Every investor wants to invest in the best investment options in such a way that he can achieve maximum return with minimal risk in a given tenure. The investment options that you choose should depend on your risk appetite, investment horizon, financial goals, investment objective and liquidity needs. Historically, retail investors in India were exposed to very limited options including gold, real estate, equities, mutual funds and fixed income products like bank fixed deposits (FDs), public provident fund (PPF), and bank recurring deposits (RDs).
With passage of time, thanks to financial engineering, investors today have a wide range of investment options including exchange traded funds (ETFs), real estate-investment trusts (REITs), and sovereign gold bonds. Given low financial literacy levels, a large section of public switch in between fixed income products and equities depending on the euphoria in the markets.
Because of declining returns, fixed income assets have become unprofitable and unattractive for risk-averse investors and retired employees – who rely on such products to get a steady income. In an environment of high inflation, such low returns on capital tend to undermine capital and thus the aces dwindle. Although volatility is consistent and unavoidable in equities, in this scenario equities can be considered as investment option provided investors tread carefully.
Indian indices are up about 95% since their March lows, due to excess global liquidity and low-interest rates. With central banks not in a hurry to pull back the liquidity in the near future and in fact are willing to pump in more if needed, the party in equities will continue.

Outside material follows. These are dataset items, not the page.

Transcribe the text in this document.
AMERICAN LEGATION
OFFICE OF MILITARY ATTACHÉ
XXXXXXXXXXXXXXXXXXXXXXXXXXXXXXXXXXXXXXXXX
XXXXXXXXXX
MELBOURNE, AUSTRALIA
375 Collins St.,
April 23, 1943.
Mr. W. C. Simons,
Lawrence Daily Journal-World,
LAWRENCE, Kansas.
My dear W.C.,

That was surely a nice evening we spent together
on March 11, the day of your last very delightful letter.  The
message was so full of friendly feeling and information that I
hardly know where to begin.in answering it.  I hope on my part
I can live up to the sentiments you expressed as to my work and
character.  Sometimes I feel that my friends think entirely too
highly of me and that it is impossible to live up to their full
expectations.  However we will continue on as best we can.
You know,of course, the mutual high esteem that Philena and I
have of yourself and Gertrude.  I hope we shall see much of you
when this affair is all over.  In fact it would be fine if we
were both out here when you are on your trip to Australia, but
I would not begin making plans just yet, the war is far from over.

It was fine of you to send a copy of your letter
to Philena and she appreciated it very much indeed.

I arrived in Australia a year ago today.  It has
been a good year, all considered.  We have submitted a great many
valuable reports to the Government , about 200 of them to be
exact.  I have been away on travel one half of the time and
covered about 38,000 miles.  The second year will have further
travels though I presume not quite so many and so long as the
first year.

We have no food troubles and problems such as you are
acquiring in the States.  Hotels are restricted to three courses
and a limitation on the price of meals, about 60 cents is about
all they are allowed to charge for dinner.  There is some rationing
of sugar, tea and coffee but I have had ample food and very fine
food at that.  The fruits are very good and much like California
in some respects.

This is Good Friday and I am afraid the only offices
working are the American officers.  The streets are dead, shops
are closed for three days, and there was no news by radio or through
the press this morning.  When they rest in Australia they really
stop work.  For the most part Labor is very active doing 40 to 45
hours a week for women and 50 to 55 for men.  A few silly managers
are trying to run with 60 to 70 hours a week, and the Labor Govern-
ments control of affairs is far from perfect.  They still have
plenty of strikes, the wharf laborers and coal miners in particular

Given these factors, the year 2021 is going to be the year of equities.
Within equities, while large caps have led the rally so far there are quite a few sectors that are yet to participate in the rally like cyclicals, sectors worst affected by social distancing norms including tourism, travel and hospitality and outdoor entertainment related stocks. Within cyclicals while metals stocks, more so in case of steel have already started moving up, other sectors like roads, infra, EPC players and real estate should start rallying now as it is widely expected that government would focus heavily on infra sector in the upcoming budget. Some other themes investors can focus on include
turnaround stocks, cash rich public sector enterprises (in anticipation of divestment/buybacks and high dividend payouts) and companies which enjoy near-monopoly in their industries.

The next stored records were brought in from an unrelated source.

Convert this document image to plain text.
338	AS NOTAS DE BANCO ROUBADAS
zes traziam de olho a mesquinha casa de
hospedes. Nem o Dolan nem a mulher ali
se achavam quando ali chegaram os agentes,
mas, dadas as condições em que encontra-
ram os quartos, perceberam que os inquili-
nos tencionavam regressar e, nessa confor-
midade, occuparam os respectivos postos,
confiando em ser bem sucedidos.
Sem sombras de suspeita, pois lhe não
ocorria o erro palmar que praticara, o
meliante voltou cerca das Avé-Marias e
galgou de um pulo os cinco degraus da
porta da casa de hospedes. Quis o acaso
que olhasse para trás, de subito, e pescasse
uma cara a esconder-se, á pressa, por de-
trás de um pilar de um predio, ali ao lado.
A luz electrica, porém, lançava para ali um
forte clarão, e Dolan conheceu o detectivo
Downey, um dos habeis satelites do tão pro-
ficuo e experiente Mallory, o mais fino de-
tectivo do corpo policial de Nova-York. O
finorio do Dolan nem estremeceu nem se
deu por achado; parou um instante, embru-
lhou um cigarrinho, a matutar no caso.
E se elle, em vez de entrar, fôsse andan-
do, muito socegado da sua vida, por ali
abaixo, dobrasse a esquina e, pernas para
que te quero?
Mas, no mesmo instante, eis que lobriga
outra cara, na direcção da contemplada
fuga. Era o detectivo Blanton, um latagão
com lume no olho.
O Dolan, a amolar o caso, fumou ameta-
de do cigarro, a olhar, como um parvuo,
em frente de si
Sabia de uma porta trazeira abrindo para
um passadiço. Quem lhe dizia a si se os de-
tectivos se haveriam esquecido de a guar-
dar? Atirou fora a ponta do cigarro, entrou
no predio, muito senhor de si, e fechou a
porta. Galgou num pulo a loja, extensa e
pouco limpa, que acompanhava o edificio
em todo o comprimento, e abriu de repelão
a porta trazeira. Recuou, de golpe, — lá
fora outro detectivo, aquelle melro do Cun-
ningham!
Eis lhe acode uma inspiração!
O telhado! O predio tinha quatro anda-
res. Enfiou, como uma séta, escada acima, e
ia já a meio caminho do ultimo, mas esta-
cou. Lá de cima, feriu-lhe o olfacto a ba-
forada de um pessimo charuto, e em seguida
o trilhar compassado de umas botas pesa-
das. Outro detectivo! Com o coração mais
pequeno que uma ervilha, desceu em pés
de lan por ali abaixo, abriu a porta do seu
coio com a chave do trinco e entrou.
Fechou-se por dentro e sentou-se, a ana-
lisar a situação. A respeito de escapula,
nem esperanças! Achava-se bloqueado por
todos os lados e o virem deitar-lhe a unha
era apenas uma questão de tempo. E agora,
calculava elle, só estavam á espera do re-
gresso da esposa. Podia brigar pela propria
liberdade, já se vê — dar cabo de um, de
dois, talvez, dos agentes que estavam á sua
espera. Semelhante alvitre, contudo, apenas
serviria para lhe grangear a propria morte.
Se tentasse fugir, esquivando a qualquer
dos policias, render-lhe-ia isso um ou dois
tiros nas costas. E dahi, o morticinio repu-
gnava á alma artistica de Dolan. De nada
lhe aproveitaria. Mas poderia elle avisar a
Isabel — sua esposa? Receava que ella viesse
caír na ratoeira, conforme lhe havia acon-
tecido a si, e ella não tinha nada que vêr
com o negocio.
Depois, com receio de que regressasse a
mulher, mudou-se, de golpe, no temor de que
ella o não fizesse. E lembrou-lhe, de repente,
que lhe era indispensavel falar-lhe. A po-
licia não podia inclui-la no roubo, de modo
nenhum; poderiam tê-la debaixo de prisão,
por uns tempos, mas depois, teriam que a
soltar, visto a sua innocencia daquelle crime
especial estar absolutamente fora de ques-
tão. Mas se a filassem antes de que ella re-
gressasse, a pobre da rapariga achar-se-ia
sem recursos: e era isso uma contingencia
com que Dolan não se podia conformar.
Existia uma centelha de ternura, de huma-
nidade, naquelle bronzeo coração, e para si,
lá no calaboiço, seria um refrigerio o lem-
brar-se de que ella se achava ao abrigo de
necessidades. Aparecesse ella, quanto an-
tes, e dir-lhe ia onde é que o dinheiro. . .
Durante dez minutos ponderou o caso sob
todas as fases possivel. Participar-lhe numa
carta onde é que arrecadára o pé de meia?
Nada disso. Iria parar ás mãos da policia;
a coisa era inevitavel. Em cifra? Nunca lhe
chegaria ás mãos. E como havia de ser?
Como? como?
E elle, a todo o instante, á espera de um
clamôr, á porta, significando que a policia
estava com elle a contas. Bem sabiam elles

Investors should build a judicious mix of large caps, cyclicals, turnaround stocks and beaten down well managed small and mid caps with strong and solid fundamentals. Within large caps, while many large caps are trading at their 52-week highs, they should enter such stocks on dips perhaps on big down days. Investors may allot around 40% of their portfolio towards large caps, with balance equally allotted between cyclical, turnarounds and quality small and mid caps.